After that in-division stretch, the Cubs play the Giants and Diamondbacks, who are also in the wild-card race. 

Talk about a consequential part of the schedule.

“There’s so much focus on strength of schedule, and pockets of schedule, and what we’re doing and the Brewers are doing and comparing those two things,” second baseman Nico Hoerner said in a conversation with the Sun-Times this week. “And that’s kind of a trap.”

Players can’t be putting that much pressure on each game in August.

That external focus honed in on the past week as an opportunity for the Cubs. On paper, it provided a soft landing, as they faced three teams with sub-.500 records. They went 5-3 in that stretch — 3-2 in a homestand against the White Sox and Royals and 2-1 in Detroit. Every game was decided by two or fewer runs. 
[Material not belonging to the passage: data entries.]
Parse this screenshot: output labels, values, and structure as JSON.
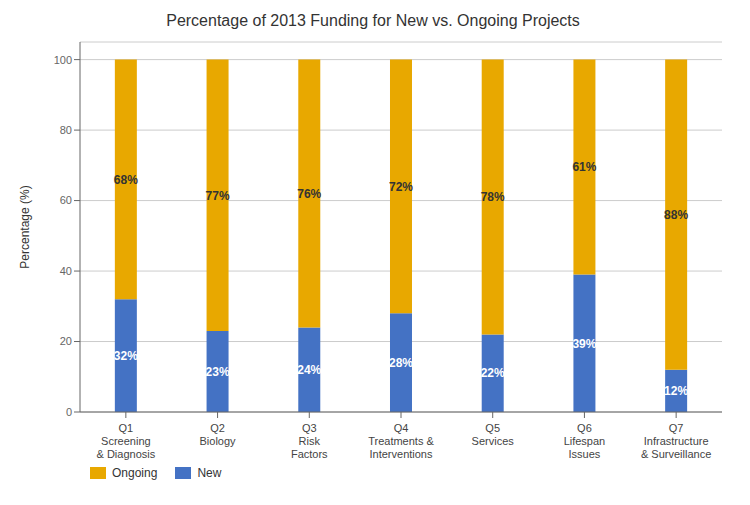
{
  "chart_data": {
    "type": "bar",
    "title": "Percentage of 2013 Funding for New vs. Ongoing Projects",
    "categories": [
      "Q1\nScreening\n& Diagnosis",
      "Q2\nBiology",
      "Q3\nRisk\nFactors",
      "Q4\nTreatments &\nInterventions",
      "Q5\nServices",
      "Q6\nLifespan\nIssues",
      "Q7\nInfrastructure\n& Surveillance"
    ],
    "ylabel": "Percentage (%)",
    "stacked": true,
    "data_labels": true,
    "grid": true,
    "legend": "bottom",
    "ylim": [
      0,
      105
    ],
    "yticks": [
      0,
      20,
      40,
      60,
      80,
      100
    ],
    "series": [
      {
        "name": "New",
        "color": "#4472C4",
        "values": [
          32,
          23,
          24,
          28,
          22,
          39,
          12
        ],
        "value_labels": [
          "32%",
          "23%",
          "24%",
          "28%",
          "22%",
          "39%",
          "12%"
        ]
      },
      {
        "name": "Ongoing",
        "color": "#E8A800",
        "values": [
          68,
          77,
          76,
          72,
          78,
          61,
          88
        ],
        "value_labels": [
          "68%",
          "77%",
          "76%",
          "72%",
          "78%",
          "61%",
          "88%"
        ]
      }
    ]
  }
}
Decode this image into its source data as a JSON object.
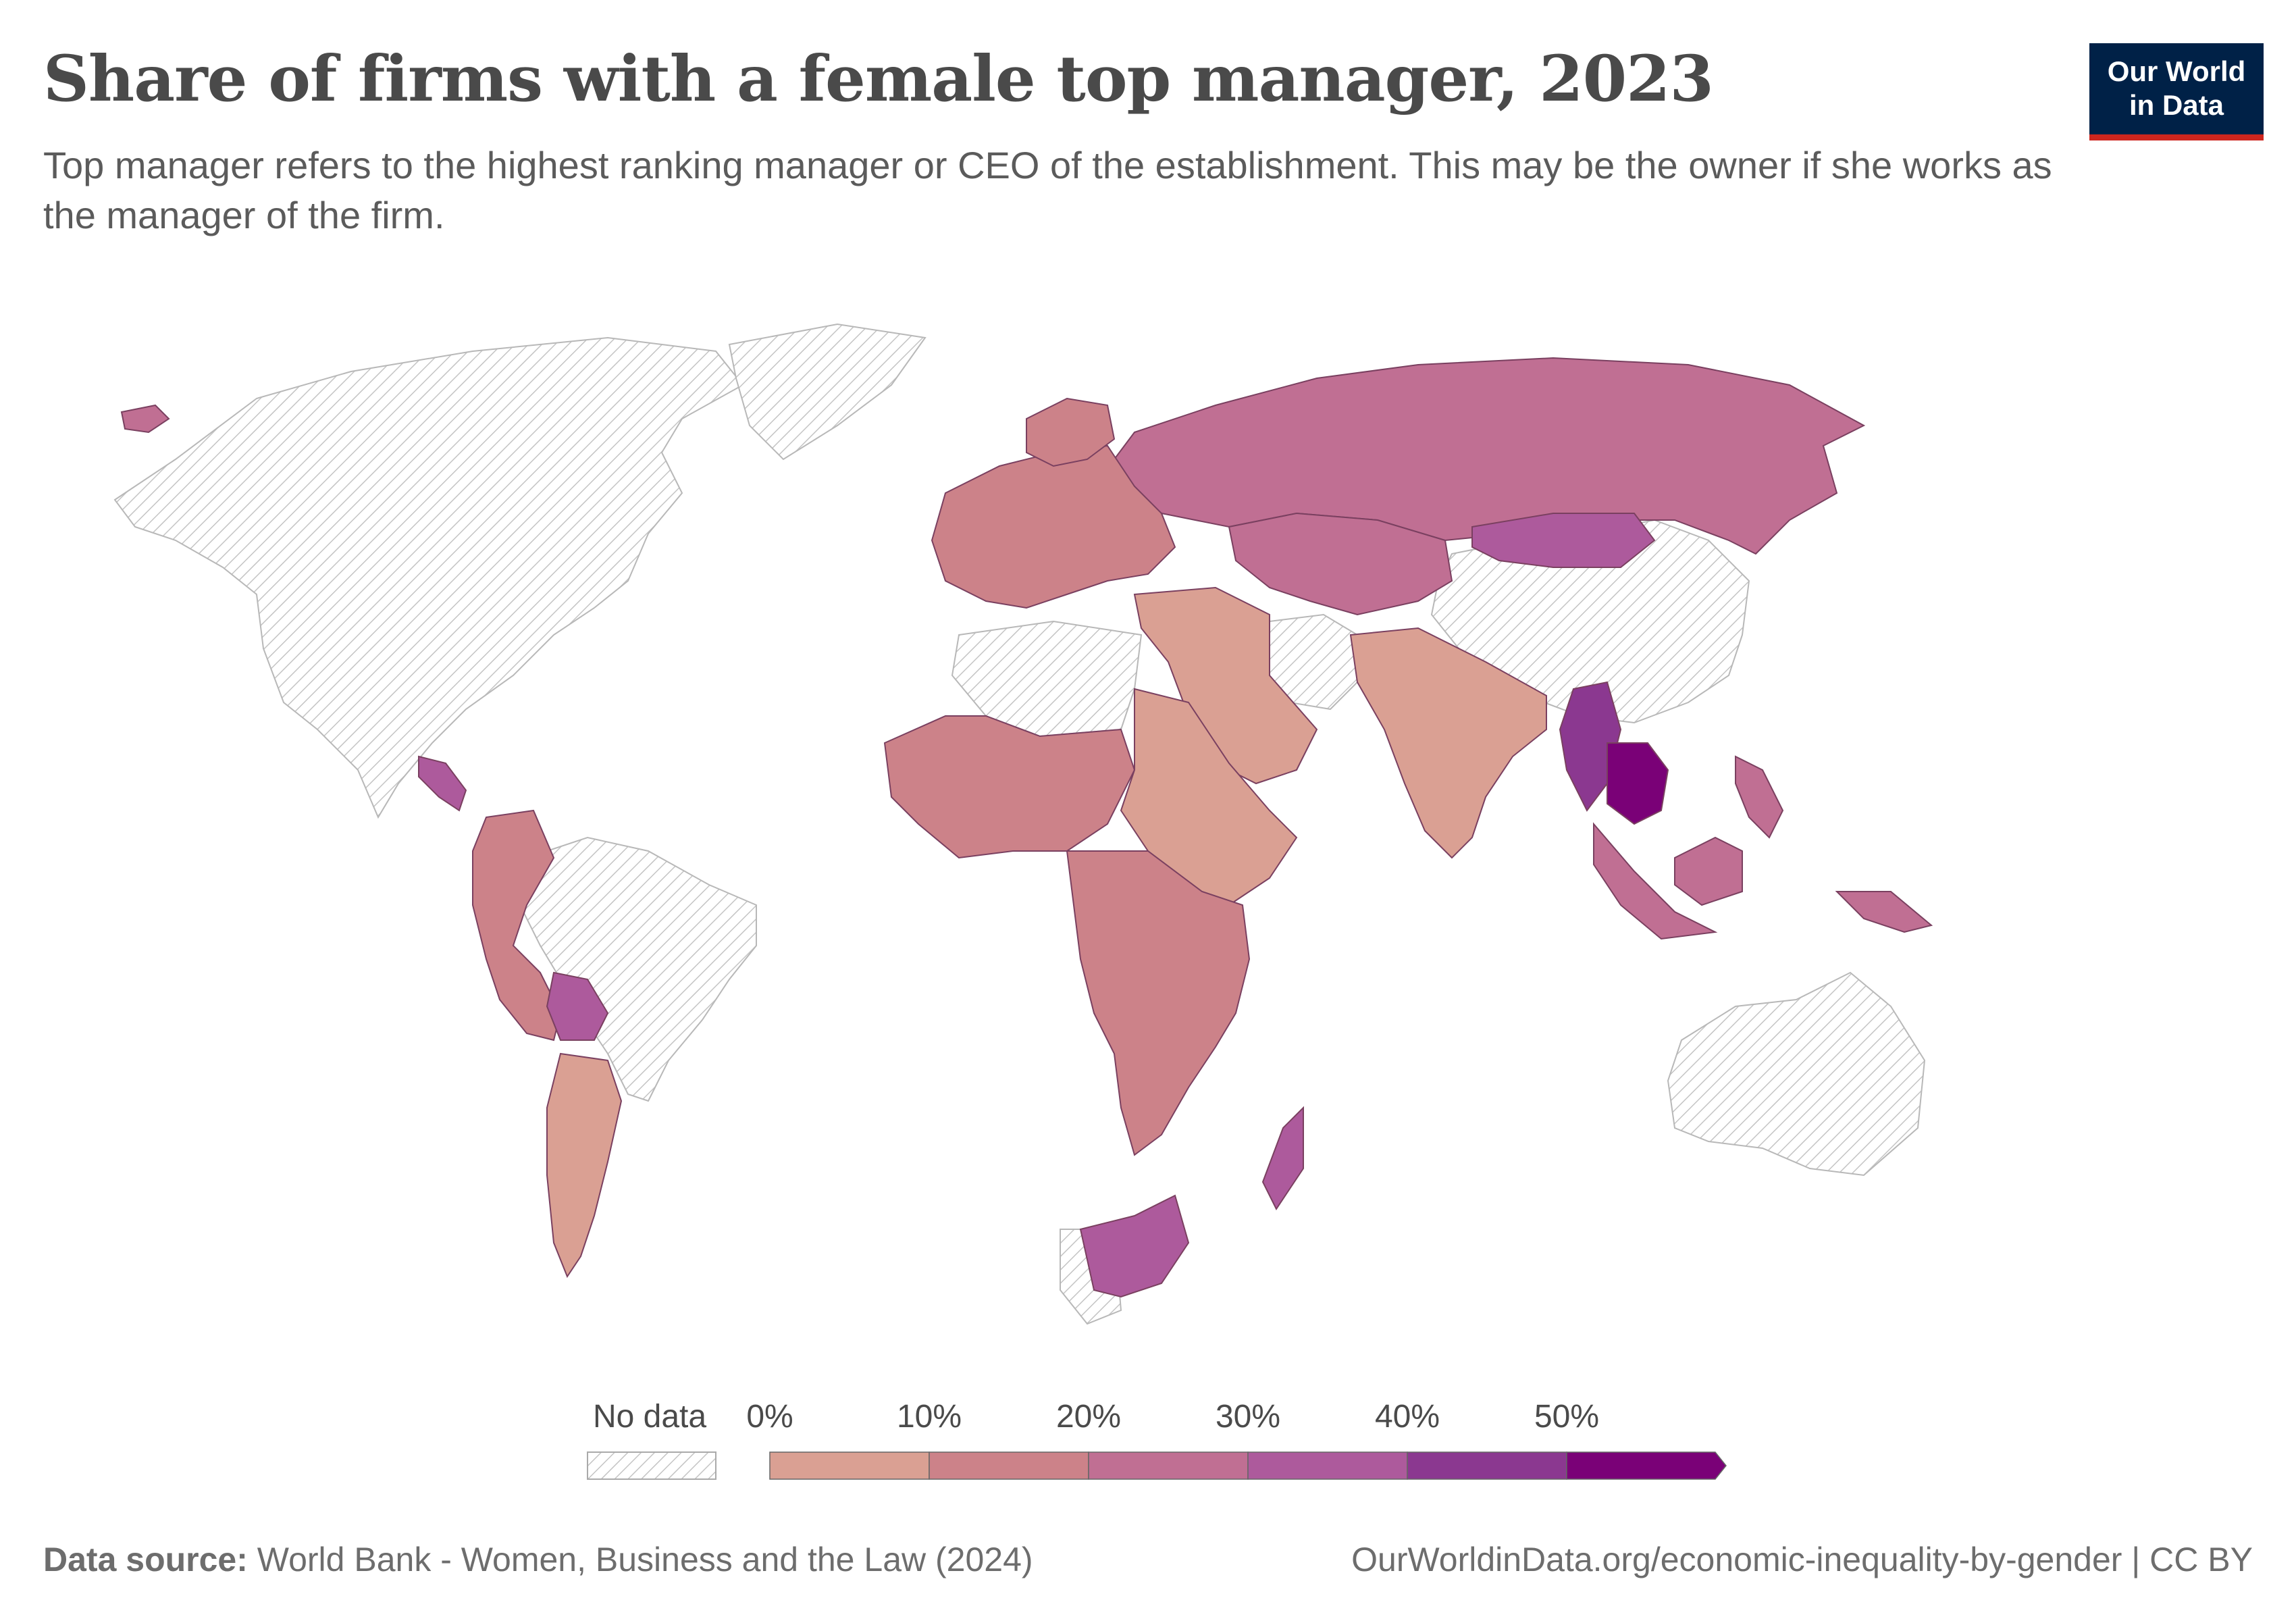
{
  "header": {
    "title": "Share of firms with a female top manager, 2023",
    "subtitle": "Top manager refers to the highest ranking manager or CEO of the establishment. This may be the owner if she works as the manager of the firm."
  },
  "logo": {
    "line1": "Our World",
    "line2": "in Data"
  },
  "legend": {
    "no_data_label": "No data",
    "bins": [
      {
        "label": "0%",
        "color": "#daa093"
      },
      {
        "label": "10%",
        "color": "#cc8289"
      },
      {
        "label": "20%",
        "color": "#c06f93"
      },
      {
        "label": "30%",
        "color": "#ad5a9c"
      },
      {
        "label": "40%",
        "color": "#8b3890"
      },
      {
        "label": "50%",
        "color": "#7a0177"
      }
    ]
  },
  "footer": {
    "source_label": "Data source:",
    "source_text": "World Bank - Women, Business and the Law (2024)",
    "url": "OurWorldinData.org/economic-inequality-by-gender | CC BY"
  },
  "colors": {
    "no_data_hatch": "#bdbdbd",
    "border": "#7a4060",
    "logo_bg": "#002147",
    "logo_accent": "#ce261e"
  }
}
“Those things, of course, are real,”

Hoerner said. “But at the same time, the sample size of three baseball games, two baseball games . . . there’s going to be parts of the next 40 games that don’t go perfectly right. And that’s because it’s 40 games of baseball, and that’s just how it works.”

Look at the win Wednesday. The Cubs were in good shape through the first five innings. The offense had racked up four runs and starter Jameson Taillon was cruising, facing just one batter over the minimum. 

Then in the sixth, the Tigers loaded the bases against Taillon and Kerry Carpenter hit a grand slam. 

Not perfect. But late in the game, the Cubs scraped across two more runs for the win, on an eighth-inning RBI single from Gomes and some ninth-inning small ball.

“I’m not scoreboard-watching or anything like that,” Gomes said. “If we go out there and take care of ourselves, things are going to work out. We keep winning ballgames and keep winning series, we’re giving us a chance to fight for a playoff.”